Lester Chan

I am an Assistant Professor in the School of Economics & Gregory and Paula Chow Center for Economic Research at Xiamen University. I received my Ph.D. in Economics from Boston University in 2021.

My research fields are microeconomic theory and industrial organization, focusing on contract theory, business economics, platforms, and potential games.

You can find my CV here and my research statement here.

You can contact me at lesterchantl[at]gmail.com.


Quality Strategies in Network Markets, forthcoming at Management Science [WP]

This paper studies network market problems in which firm(s)/platform(s) sets quality in addition to price. A well-established result in the network economics literature is that a profit-maximizing firm concerns only how quality is valued by the marginal consumer but not by inframarginal consumers, aka the Spence effect/distortion. For markets with strong network effects under which multiple market-tipping equilibria exist, I show that the validity of the above result depends on the choice of the equilibrium selection criterion. Precisely, I show that all criteria commonly used in this literature give rise to the Spence effect, whereas the well-justified risk dominance criterion in game theory and its generalizations do not. Novel quality strategies are derived based on the latter criteria.

Divide and Conquer in Two-Sided Markets: A Potential-Game Approach, The RAND Journal of Economics, 52(4): 839-858 (2021). [WP]

Network effects typically generate multiple equilibria in two-sided markets. To overcome the methodological challenge of selecting an appropriate equilibrium, this article shows that many two-sided market models are weighted potential games, and therefore a refinement of Nash equilibrium justified by many theoretical and experimental studies, potential maximization, pins down an equilibrium. Under potential maximization, platforms often subsidize one side and charge the other, i.e., divide and conquer. The primary determinant of which side to subsidize/monetize is cross-side network effects. This divide-and-conquer strategy implies that platforms are often designed to favor the money side much more than the subsidy side.

Working Papers

Weight-Ranked Divide-and-Conquer Contracts, revise and resubmit at Theoretical Economics

This paper studies bilateral contracting between one principal and multiple agents. Multiple equilibria arise due to agents' strategic interactions. In general, the principal's optimal contracting scheme varies with the choice of equilibrium selection criterion or implementation requirement. Nevertheless, for a large class of models where agents' payoffs constitute a weighted potential game, I show that one contracting scheme is optimal for a large class of equilibrium selection criteria and implementation requirements. This scheme ranks agents in ascending order of their weights in the weighted potential game and induces them to accept their offers in a dominance-solvable way, starting from the first agent. With the general results, I derive robust predictions and policy guidance for a wide variety of applications, including networks and pure/impure public goods/bads.

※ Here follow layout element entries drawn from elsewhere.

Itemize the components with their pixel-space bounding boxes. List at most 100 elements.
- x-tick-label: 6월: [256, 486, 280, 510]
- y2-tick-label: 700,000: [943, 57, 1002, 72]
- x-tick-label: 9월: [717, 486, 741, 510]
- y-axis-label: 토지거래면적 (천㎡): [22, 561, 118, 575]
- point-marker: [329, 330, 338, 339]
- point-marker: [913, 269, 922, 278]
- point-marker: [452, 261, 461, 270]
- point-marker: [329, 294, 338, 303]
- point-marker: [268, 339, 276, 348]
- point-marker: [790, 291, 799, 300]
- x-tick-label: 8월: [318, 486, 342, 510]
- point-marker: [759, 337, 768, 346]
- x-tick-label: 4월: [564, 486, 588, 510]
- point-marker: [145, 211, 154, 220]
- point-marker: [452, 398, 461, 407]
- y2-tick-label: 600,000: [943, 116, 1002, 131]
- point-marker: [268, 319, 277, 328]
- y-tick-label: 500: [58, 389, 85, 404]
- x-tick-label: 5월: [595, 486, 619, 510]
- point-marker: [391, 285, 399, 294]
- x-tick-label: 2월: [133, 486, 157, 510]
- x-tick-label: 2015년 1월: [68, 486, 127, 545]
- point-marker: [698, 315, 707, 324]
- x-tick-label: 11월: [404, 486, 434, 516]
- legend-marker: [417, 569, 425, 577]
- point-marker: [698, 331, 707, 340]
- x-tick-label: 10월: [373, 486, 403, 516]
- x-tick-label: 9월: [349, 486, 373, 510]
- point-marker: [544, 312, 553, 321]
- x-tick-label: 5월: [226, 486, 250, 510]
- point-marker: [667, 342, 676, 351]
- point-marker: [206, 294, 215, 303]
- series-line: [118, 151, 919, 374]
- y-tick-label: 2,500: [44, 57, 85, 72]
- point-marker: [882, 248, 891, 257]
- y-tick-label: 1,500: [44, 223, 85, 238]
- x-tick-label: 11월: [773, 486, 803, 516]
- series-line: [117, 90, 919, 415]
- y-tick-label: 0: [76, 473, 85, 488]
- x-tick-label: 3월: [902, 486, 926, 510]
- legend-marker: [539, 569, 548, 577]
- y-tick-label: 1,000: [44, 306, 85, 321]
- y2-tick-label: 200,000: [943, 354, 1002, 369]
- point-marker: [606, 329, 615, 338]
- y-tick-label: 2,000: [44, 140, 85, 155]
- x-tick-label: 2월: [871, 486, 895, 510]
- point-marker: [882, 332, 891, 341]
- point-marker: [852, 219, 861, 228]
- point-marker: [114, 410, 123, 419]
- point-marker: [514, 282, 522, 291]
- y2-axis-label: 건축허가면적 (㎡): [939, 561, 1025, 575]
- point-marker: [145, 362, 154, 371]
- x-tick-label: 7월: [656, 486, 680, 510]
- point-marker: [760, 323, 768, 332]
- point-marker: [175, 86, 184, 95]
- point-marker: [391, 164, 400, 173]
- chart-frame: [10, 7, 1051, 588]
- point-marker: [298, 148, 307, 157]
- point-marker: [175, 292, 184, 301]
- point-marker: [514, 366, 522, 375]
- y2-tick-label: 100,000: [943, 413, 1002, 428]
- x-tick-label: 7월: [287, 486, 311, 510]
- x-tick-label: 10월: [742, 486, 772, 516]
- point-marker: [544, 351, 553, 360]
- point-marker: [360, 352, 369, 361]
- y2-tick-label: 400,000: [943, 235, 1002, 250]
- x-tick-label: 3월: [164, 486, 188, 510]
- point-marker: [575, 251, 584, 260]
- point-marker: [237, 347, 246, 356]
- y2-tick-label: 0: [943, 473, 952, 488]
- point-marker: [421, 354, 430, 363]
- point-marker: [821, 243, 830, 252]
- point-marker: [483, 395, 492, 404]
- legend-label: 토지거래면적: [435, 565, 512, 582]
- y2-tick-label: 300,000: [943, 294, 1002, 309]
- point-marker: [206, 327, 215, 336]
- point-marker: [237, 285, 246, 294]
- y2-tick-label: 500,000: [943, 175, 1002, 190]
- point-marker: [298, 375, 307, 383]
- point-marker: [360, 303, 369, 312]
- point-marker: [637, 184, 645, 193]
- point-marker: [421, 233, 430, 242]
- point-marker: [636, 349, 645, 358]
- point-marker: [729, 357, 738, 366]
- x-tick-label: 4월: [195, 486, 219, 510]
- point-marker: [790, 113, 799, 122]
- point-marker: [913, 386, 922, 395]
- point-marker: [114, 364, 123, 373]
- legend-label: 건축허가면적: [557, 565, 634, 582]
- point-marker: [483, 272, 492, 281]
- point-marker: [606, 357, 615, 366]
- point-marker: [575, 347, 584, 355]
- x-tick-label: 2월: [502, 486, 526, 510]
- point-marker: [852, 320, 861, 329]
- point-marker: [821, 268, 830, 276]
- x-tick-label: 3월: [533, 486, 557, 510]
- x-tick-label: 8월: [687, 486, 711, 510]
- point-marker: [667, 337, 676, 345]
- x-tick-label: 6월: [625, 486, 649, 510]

Algorithm-Based Platform Envelopment, (with Liang Chen and Zhou Zhou) revise and resubmit at Academy of Management Review [UTD24]

Platform research has much focused on network effects as the key mechanism for value creation, and on that basis, unveiled such strategies as envelopment in explaining how a large entrant extends market power to an adjacent platform market. By contrast, we follow on from a previous debate on “data network effects” and tease apart networks effects and data-driven learning. Data-driven learning refers to a platform deriving from its data matching algorithms which are complementary to installed base in creating platform value. Our model demonstrates how an entrant with a superior algorithm may outcompete an incumbent possessing an installed base advantage, a strategy we term “algorithm envelopment.”

This paper introduces signed weighted potential games and potential minimaximization. The former generalize weighted potential games by allowing negative weights for players, and they are strategically equivalent to two-team zero-sum games. The latter refines correlated equilibrium by selecting the global saddle point of the potential function, and it reduces to potential maximization if all players have positive weights. By exploiting these two generalizations, I generalize the main result of Chan (2022) on multi-agent contracting. Precisely, in a more general contracting environment, weight-ranked divide-and-conquer contracts, in a generalized form, remain optimal for the principal for a large class of equilibrium selection criteria.

A principal incentivizes a team of agents to exert efforts on a project by offering them bonuses upon project success. In addition to bonuses she also designs the project's technology, which maps agents' effort profiles to project success probabilities. Multiple equilibria typically arise due to agents' strategic interactions. Unlike the case where the principal only sets bonuses, I show that it is possible to derive a joint bonus-technology design that is optimal for her for a large class of equilibrium selection criteria/implementation requirements. An implication is that this joint design achieves a good balance between optimality and robustness for her. The corresponding technology exhibits strategic independence among agents' efforts, eliminating their coordination concerns. In addition, I show that any technology exhibiting strategic substitutability among efforts is suboptimal for the principal for all standard implementation requirements.